The latest mark was beaten just two days after exceeding half a million patients, according to the Johns Hopkins University count, showing that there is still much to do to stop the spread of the virus. In total, there are more than 602,000 cases and more than 27,000 deaths.
The United States is now the country with the most infections _ with more than 104,000 _ but another five exceed 1,700 fatalities: Italy, Spain, China, Iran and France.
“In this phase we cannot avoid infections completely, but in the immediate future we can and should achieve fewer infections per day, a slower spread,” German Chancellor Angela Merkel told her compatriots in an audio message. The leader is quarantined at her home after her doctor tested positive for the virus.
“This will decide if our health system can resist the virus,” he added.
The coronavirus has already put healthcare in Italy, Spain and France on the ropes. On the continent, quarantines of different intensity have been decreed. Merkel’s chief of staff, Helge Braun, said the country _ which decreed the closure of nonessential businesses and banned meetings of more than two people in public _ will not ease its restrictions before April 20.
Spain, which decreed confinement two weeks ago, broke a new record with 832 more deaths on Saturday, its worst figure to date. In total, the coronavirus has killed 5,690 people in the country. The number of those infected rose by 8,000 to more than 72,000.
Doctors, nurses and ambulance drivers in the worst affected regions are falling ill at an alarming rate and working tirelessly. More than 9,000 health workers have been infected across the country.
“We are completely overwhelmed,” said Pablo Rojo, an ambulance doctor at the Dos de Maig hospital in Barcelona, adding that in one day he had transferred “Seven or eight (patients) and all with COVID-19 (…) And the average of age is going down. They are no longer 80 years old, now they are 30 and 40 ”.
As the pandemic’s epicenter shifted westward, the situation has calmed down in China, where some restrictions have already been lifted. Six subway lines resumed, albeit with limitations, in Wuhan, the central Chinese city where the disease appeared in December, after the official risk assessment for the disease dropped from high to medium on Friday.
In most patients, the coronavirus causes mild or moderate symptoms that disappear within two to three weeks. In some cases, especially in the elderly and people with previous illnesses, it can cause more serious pathologies, such as pneumonia, and even death.

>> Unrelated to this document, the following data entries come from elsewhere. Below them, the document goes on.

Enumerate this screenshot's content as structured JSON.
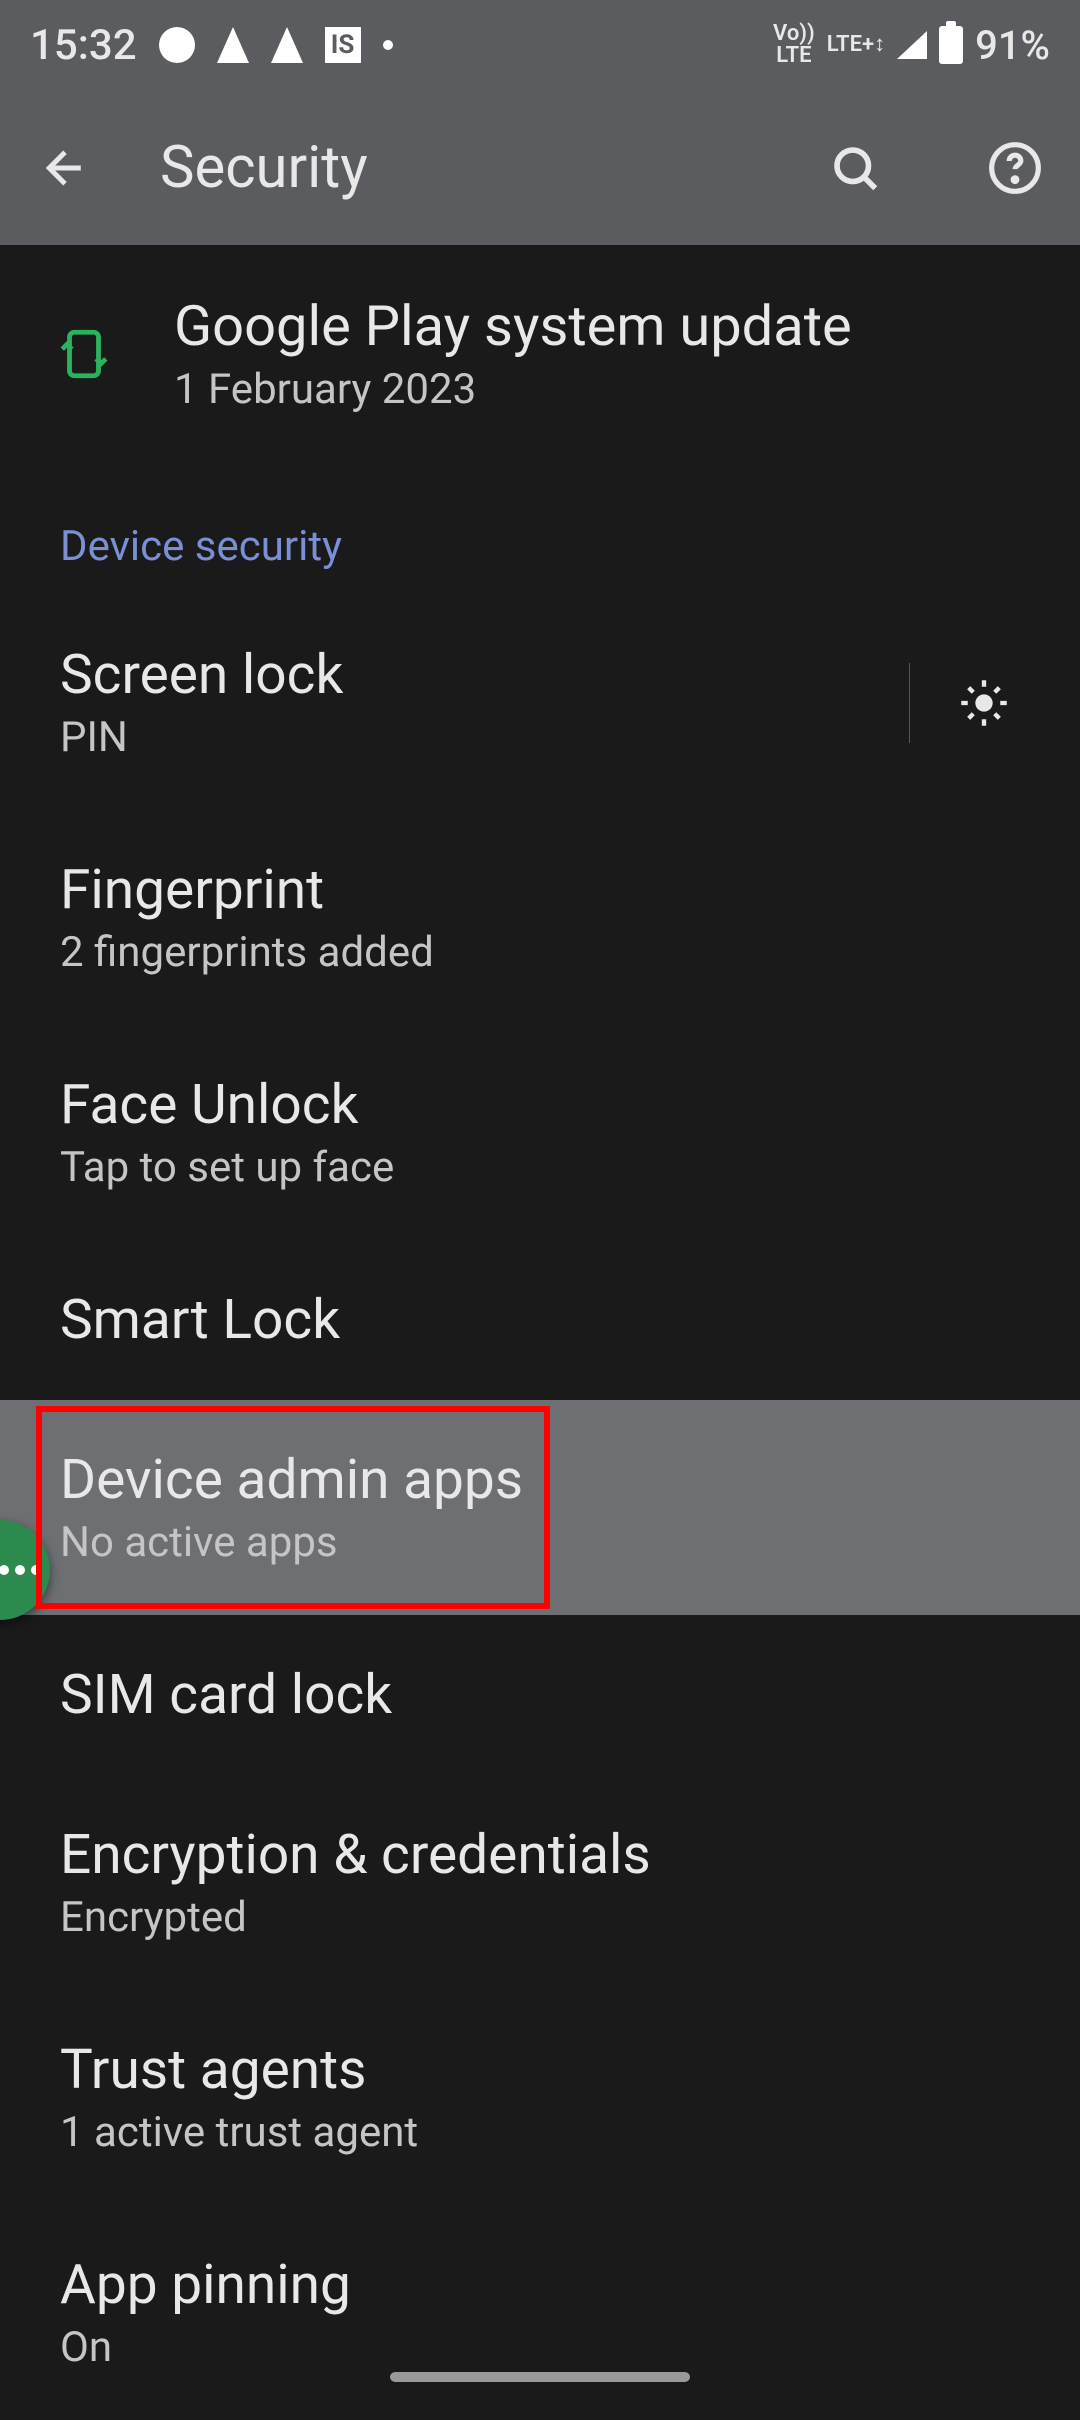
{
  "status": {
    "time": "15:32",
    "square_label": "IS",
    "volte": "Vo))\nLTE",
    "lte": "LTE+↕",
    "battery": "91%"
  },
  "appbar": {
    "title": "Security"
  },
  "update": {
    "title": "Google Play system update",
    "subtitle": "1 February 2023"
  },
  "section_header": "Device security",
  "settings": [
    {
      "title": "Screen lock",
      "subtitle": "PIN",
      "gear": true
    },
    {
      "title": "Fingerprint",
      "subtitle": "2 fingerprints added"
    },
    {
      "title": "Face Unlock",
      "subtitle": "Tap to set up face"
    },
    {
      "title": "Smart Lock",
      "subtitle": ""
    },
    {
      "title": "Device admin apps",
      "subtitle": "No active apps",
      "highlighted": true
    },
    {
      "title": "SIM card lock",
      "subtitle": ""
    },
    {
      "title": "Encryption & credentials",
      "subtitle": "Encrypted"
    },
    {
      "title": "Trust agents",
      "subtitle": "1 active trust agent"
    },
    {
      "title": "App pinning",
      "subtitle": "On"
    }
  ]
}
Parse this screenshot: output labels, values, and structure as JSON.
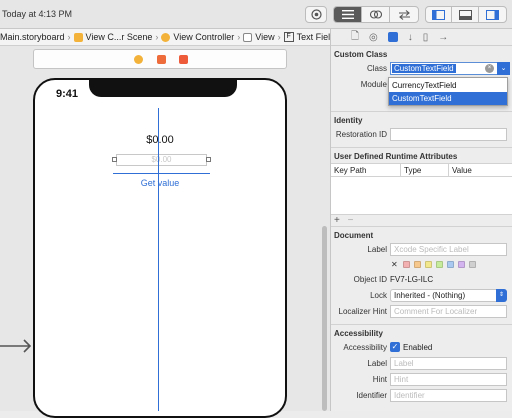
{
  "toolbar": {
    "status": "Today at 4:13 PM"
  },
  "jumpbar": {
    "items": [
      "Main.storyboard",
      "View C...r Scene",
      "View Controller",
      "View",
      "Text Field"
    ]
  },
  "phone": {
    "time": "9:41",
    "price_label": "$0.00",
    "textfield_placeholder": "$0.00",
    "button_label": "Get value"
  },
  "inspector": {
    "custom_class": {
      "title": "Custom Class",
      "class_label": "Class",
      "class_value": "CustomTextField",
      "module_label": "Module",
      "options": [
        "CurrencyTextField",
        "CustomTextField"
      ],
      "selected_option": "CustomTextField"
    },
    "identity": {
      "title": "Identity",
      "restoration_label": "Restoration ID"
    },
    "runtime": {
      "title": "User Defined Runtime Attributes",
      "columns": [
        "Key Path",
        "Type",
        "Value"
      ],
      "add": "+",
      "remove": "−"
    },
    "document": {
      "title": "Document",
      "label_label": "Label",
      "label_placeholder": "Xcode Specific Label",
      "clear_symbol": "✕",
      "swatch_colors": [
        "#f2b0b0",
        "#f6c88e",
        "#f2e78a",
        "#c6eb9a",
        "#a9c9f0",
        "#d3b4ee",
        "#cfcfcf"
      ],
      "object_id_label": "Object ID",
      "object_id": "FV7-LG-ILC",
      "lock_label": "Lock",
      "lock_value": "Inherited - (Nothing)",
      "hint_label": "Localizer Hint",
      "hint_placeholder": "Comment For Localizer"
    },
    "accessibility": {
      "title": "Accessibility",
      "enabled_label": "Accessibility",
      "enabled_text": "Enabled",
      "label_label": "Label",
      "label_placeholder": "Label",
      "hint_label": "Hint",
      "hint_placeholder": "Hint",
      "identifier_label": "Identifier",
      "identifier_placeholder": "Identifier"
    }
  }
}
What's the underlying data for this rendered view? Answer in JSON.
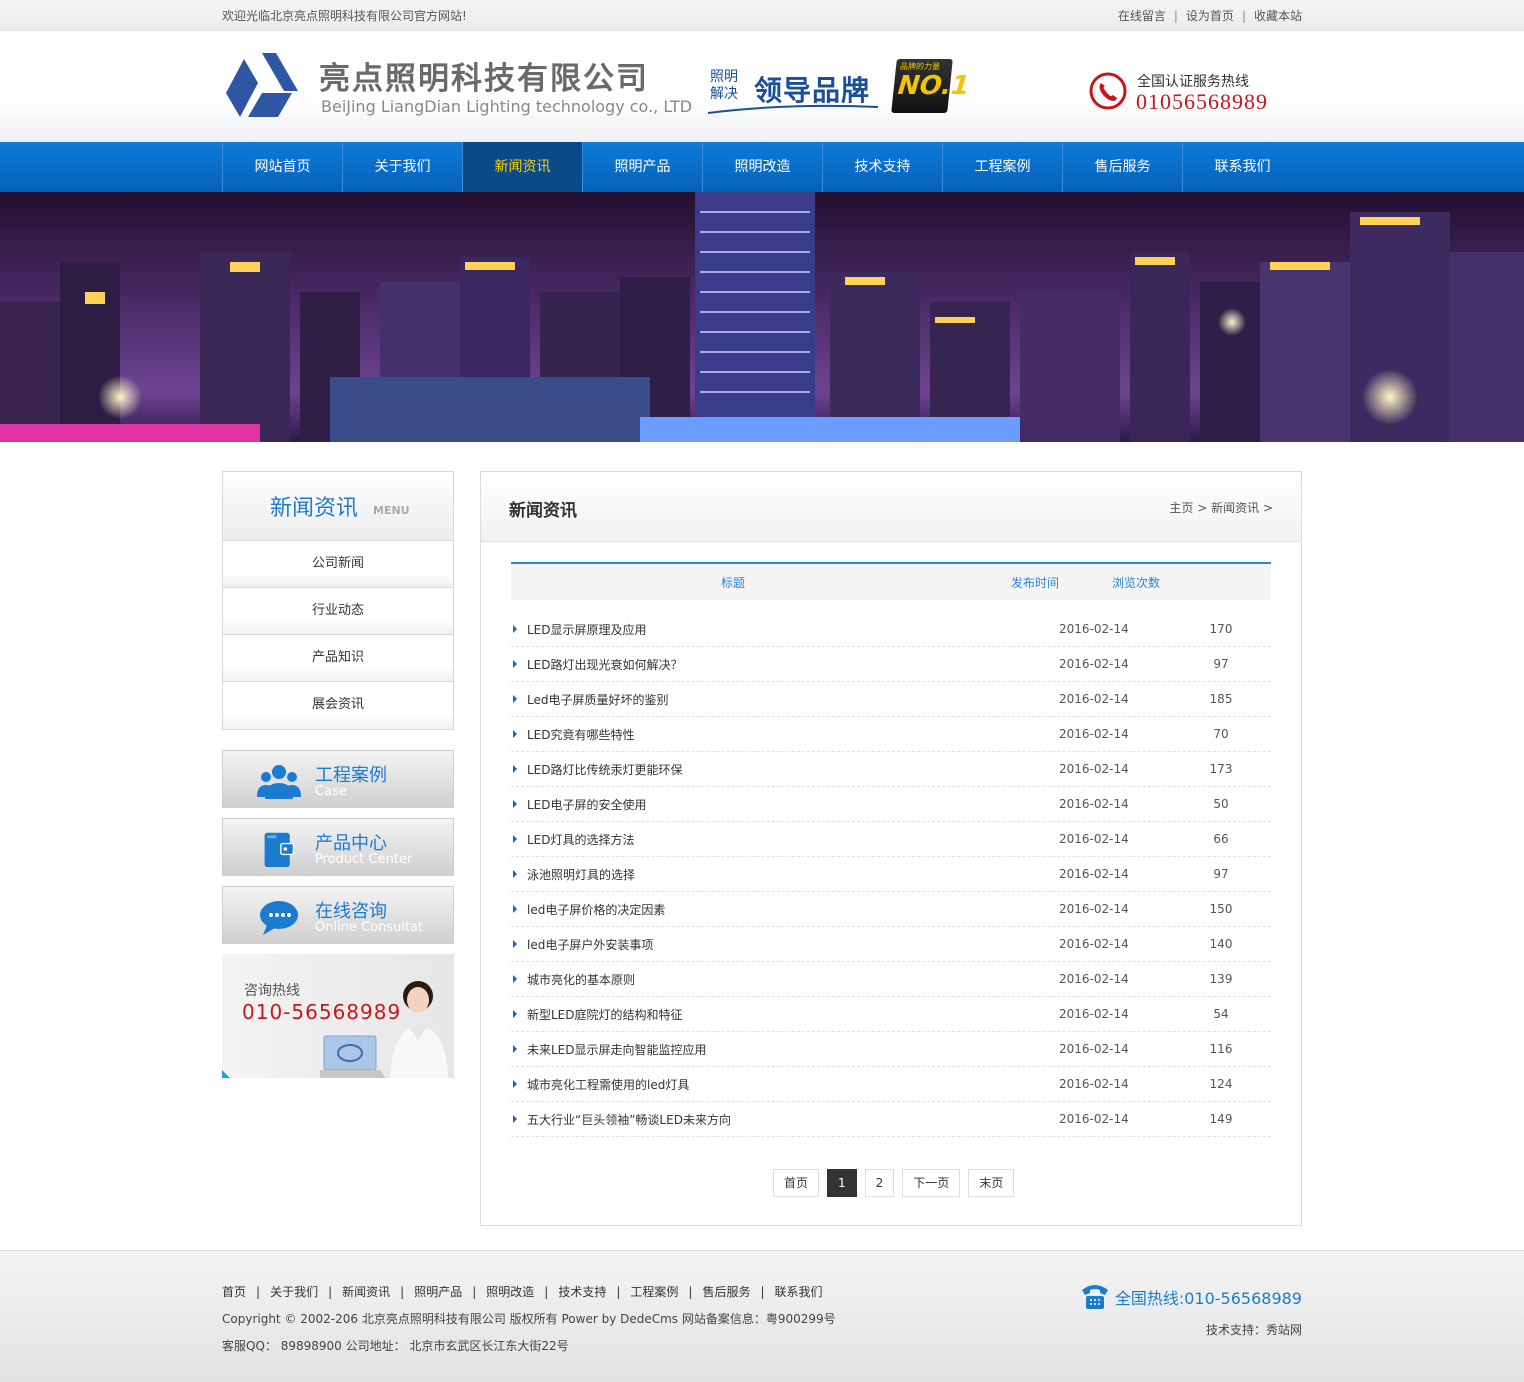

More than 130,000 people have already recovered, according to the Johns Hopkins count.
In one way or another, the effects of the COVID-19 outbreak have been felt by both the powerful and the poor.
Britain’s Prime Minister Boris Johnson announced Friday that he tested positive for the virus but said he will continue to work from his quarantine.
Countries continued to seek to repatriate citizens stranded abroad due to border closings and near-total cancellation of flights. On Saturday, 174 foreign tourists and four Nepalese citizens were rescued from Everest’s feet four days after being trapped on the only track serving the world’s highest mountain.
In neighboring India, authorities sent a fleet of buses to the outskirts of the capital to transport the multitude of migrant workers who are trying by all means to return to their villages during the world’s largest quarantine.
Thousands of people, mostly young day laborers, but also families, left their New Delhi homes when Prime Minister Narendra Modi announced the start of a 21-day confinement on Wednesday that left millions of Indians subsisting without work. what they earn every day.
In some parts of Africa, virus prevention measures have taken a violent turn as countries impose quarantines and curfews to seal major cities. Kenyan police fired tear gas and officers were recorded on cell phones hitting people with batons.